Il faut d’abord reconnaître en chacun d’eux les trois sortes de phénomènes qui s’observent dans la plupart des faits de notre vie intérieure : phénomènes organiques, phénomènes psychologiques et phénomènes sociaux.
Les deux premiers sont assez faciles à discerner. La peur s’accompagne de tremblements, de sueur; elle rend incapable de faire certains gestes : elle fait perdre la maîtrise, non seulement de ses mouvements, mais plus encore de ses pensées, la raison n’exerçant plus son contrôle sur l’imagination affolée. Dans le jeu, la raison est, au contraire, très active, mais au service de la passion, sans cesse en quête de motifs qui justifient le joueur, de moyens de trouver l’argent nécessaire; mais si le joueur est si fatalement attiré vers la table où la sagesse devrait lui dire qu’il perdra, n’est-ce pas à cause de ce délicieux frisson qui parcourt ses membres durant les quelques secondes qui décident de son sort, à cause de ces alternatives de tension et de détente de tout son être? Quant à la tristesse, si les représentations y prédominent, les éléments organiques n’y manquent pas : on y constate un ralentissement général qu’il serait aisé de faire voir dans toutes les fonctions vitales, une vraie sensation d’abattement et de misère physique.
L’existence du facteur social, au moins dans un grand nombre de faits affectifs, est plus délicate à constater.
Dans la façon dont je fus pris par la passion du jeu, l’influence importante exercée par la société saute aux yeux : si j’ai été amené à risquer mon argent, c’est que, des lecteurs de romans, il m’était resté l’impression que le jeu est un plaisir délicat, supérieur, réservé aux gens qui sortent du commun; c’est un jugement collectif et non un jugement personnel qui déterminait mon acte. L’influence de la collectivité est encore sensible dans la valorisation des angoisses du joueur et des frissons qui parcourent son corps : ces incertitudes, cette fièvre, ne sont pas agréables par nature; elles sont plutôt désagréables; l’agrément qu’elles nous causent résulte de l’éducation reçue de la société.

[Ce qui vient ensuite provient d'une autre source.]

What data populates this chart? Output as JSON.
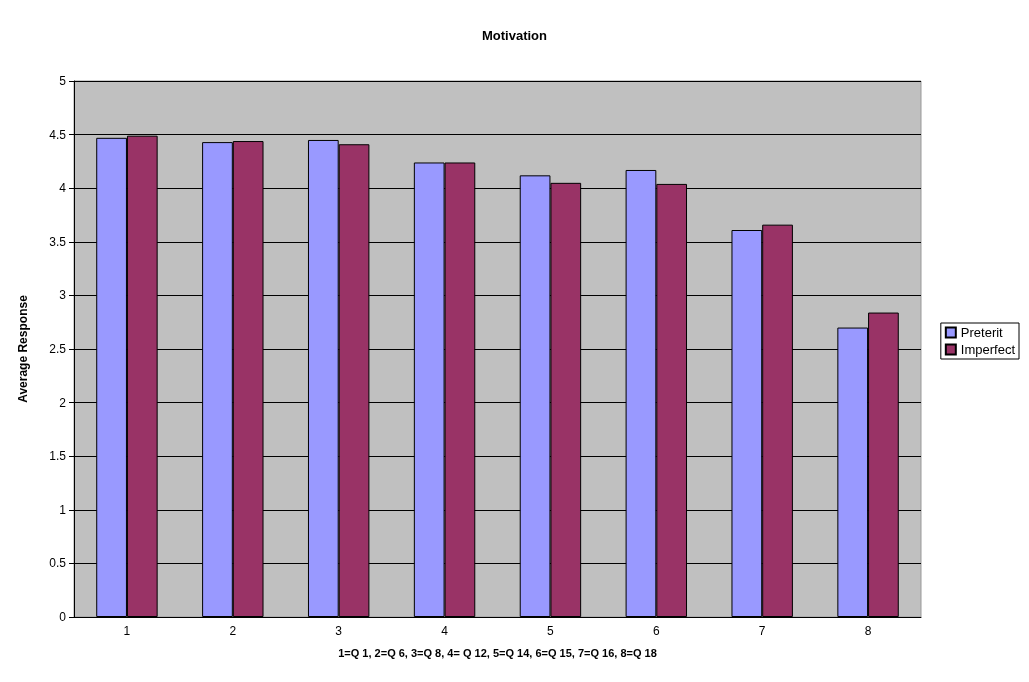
{
  "chart_data": {
    "type": "bar",
    "title": "Motivation",
    "xlabel": "1=Q 1, 2=Q 6, 3=Q 8, 4= Q 12, 5=Q 14, 6=Q 15, 7=Q 16, 8=Q 18",
    "ylabel": "Average Response",
    "categories": [
      "1",
      "2",
      "3",
      "4",
      "5",
      "6",
      "7",
      "8"
    ],
    "series": [
      {
        "name": "Preterit",
        "color": "#9999ff",
        "values": [
          4.47,
          4.43,
          4.45,
          4.24,
          4.12,
          4.17,
          3.61,
          2.7
        ]
      },
      {
        "name": "Imperfect",
        "color": "#993366",
        "values": [
          4.49,
          4.44,
          4.41,
          4.24,
          4.05,
          4.04,
          3.66,
          2.84
        ]
      }
    ],
    "ylim": [
      0,
      5
    ],
    "yticks": [
      0,
      0.5,
      1,
      1.5,
      2,
      2.5,
      3,
      3.5,
      4,
      4.5,
      5
    ],
    "grid": "y",
    "legend": "right"
  }
}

Il en est de même, du moins en partie, dans le cas de la tristesse causée par la mort de mon grand-père. S’il y a, en effet, quelque chose de naturel et comme d’instinctif dans l’attachement de la mère pour son enfant, l’attachement des enfants à leurs parents et, à plus forte raison, à leurs grands-parents est une création de la société. Nous avons été imbus, dès notre enfance, de l’esprit de famille; on nous a répété qu’il fallait respecter les vieillards et qu’un grand-père n’est que bonté pour ses petits-enfants… : sans l’éducation reçue, mon grand-père m’eût été à peu près indifférent. De plus, cette tristesse ne m’était pas propre : elle était partagée par toute la famille et tous ses amis; bien plus, ceux qui, dans le long défilé qui accompagnait mon grand-père au cimetière, n’éprouvaient pour lui qu’indifférence devaient cependant, dans les relations qu’ils avaient avec nous à la suite de notre deuil, couvrir en quelque sorte leur visage et leurs paroles d’un léger voile de tristesse, s’ils ne voulaient pas paraître manquer de savoir-vivre. Comment ne pas être triste quand on ne voit que visages pleureurs? Il est bien rare que l’homme ait une tristesse solitaire. Pour moi, je crois n’avoir éprouvé que très rarement de sentiments strictement personnels : c’est l’écho des sentiments d’autrui qui renforce les miens, quand les miens ne sont pas un simple écho.
Dans la peur, au contraire, il semble bien que nous ayons un état affectif assez imperméable à l’influence de la collectivité. C’est que la peur est une manifestation d’une tendance essentiellement personnelle, l’instinct de conservation. Et cependant, je dois bien le reconnaître, un primitif n’aurait pas éprouvé, dans la même circonstance, une peur identique à la mienne : ce sont les récits de nos voisins, c’est trop évident, qui ont alimenté mon imagination; mais combien ai-je inconsciemment emprunté aux romans que j’ai lus, aux films dont les images se sont fixées dans mon esprit?